Une mobilisation qui dépasse son cadre initial
À Aného, la solidarité a pris une dimension remarquable ces derniers jours. Ce qui devait initialement être un geste ciblé en direction des fidèles musulmans à l’approche de l’Aïd el-Fitr s’est rapidement transformé en une opération d’envergure.
Portée par la conseillère municipale Sandra Ablamba Johnson, l’initiative a finalement bénéficié à plus de 3 000 personnes, couvrant un spectre élargi de la population locale.
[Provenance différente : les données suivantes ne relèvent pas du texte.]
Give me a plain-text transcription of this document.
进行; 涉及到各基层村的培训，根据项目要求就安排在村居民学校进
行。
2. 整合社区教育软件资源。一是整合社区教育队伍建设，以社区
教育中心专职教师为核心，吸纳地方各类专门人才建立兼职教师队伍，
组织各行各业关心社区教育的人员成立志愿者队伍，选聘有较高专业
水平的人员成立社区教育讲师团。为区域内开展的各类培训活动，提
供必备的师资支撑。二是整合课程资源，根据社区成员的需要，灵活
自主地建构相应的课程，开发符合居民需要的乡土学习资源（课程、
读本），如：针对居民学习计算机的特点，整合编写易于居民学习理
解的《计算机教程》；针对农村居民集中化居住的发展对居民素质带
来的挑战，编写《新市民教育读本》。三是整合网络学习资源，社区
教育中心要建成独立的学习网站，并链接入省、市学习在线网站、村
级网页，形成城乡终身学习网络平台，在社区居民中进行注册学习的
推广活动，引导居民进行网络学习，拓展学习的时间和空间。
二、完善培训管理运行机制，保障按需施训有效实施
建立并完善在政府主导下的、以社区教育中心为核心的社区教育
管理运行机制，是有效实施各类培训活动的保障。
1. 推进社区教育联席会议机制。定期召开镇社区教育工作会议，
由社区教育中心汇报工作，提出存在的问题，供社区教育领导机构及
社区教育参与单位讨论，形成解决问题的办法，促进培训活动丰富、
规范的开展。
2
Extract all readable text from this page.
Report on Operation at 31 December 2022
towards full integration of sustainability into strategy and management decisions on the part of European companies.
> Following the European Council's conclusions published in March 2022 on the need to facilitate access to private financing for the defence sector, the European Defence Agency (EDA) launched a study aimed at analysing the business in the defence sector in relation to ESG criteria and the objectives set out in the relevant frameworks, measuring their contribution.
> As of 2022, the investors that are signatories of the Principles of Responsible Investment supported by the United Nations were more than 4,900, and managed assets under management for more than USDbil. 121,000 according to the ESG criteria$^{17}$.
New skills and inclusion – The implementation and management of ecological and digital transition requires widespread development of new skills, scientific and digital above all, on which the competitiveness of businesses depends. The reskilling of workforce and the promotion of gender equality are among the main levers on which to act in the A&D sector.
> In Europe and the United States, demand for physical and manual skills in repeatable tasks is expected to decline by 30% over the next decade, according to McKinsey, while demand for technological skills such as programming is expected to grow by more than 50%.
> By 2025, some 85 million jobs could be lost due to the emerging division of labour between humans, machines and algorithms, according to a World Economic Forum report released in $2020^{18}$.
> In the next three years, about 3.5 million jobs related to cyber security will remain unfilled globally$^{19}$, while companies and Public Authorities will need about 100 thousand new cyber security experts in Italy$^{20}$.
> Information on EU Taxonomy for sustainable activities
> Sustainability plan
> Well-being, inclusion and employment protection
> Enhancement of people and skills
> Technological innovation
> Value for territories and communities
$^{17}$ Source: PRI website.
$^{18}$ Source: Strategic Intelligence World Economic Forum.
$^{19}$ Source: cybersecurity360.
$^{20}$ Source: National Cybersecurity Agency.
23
Une réponse concrète à des besoins bien identifiés
Sur le terrain, l’organisation a mis en évidence une logistique structurée et une connaissance fine des réalités sociales. Ménages en difficulté, personnes âgées, familles fragilisées : les profils des bénéficiaires traduisent une volonté d’aller au-delà du symbole pour répondre à des besoins tangibles.
Dans un contexte où les attentes sociales restent élevées, ce type d’action s’inscrit dans une dynamique d’intervention directe, au plus près des populations.

Une action inscrite dans une logique de proximité
L’initiative ne relève pas d’une démarche isolée. Elle s’inscrit dans une continuité d’actions de terrainvisant à renforcer la proximité entre acteurs publics et citoyens. À l’échelle locale, ces interventions contribuent à relayer les politiques de solidarité en les adaptant aux spécificités des territoires.
À Aného, comme dans l’ensemble de la région des Lacs, cette approche permet de répondre de manière plus réactive aux réalités quotidiennes.
Cette opération traduit aussi, et il convient de le souligner, la profonde humanité d’une femme exceptionnelle envers ses semblables. Le sens aigu du partage et de la solidarité font d’elle tout simplement un être qui ne s’est jamais éloigné du divin.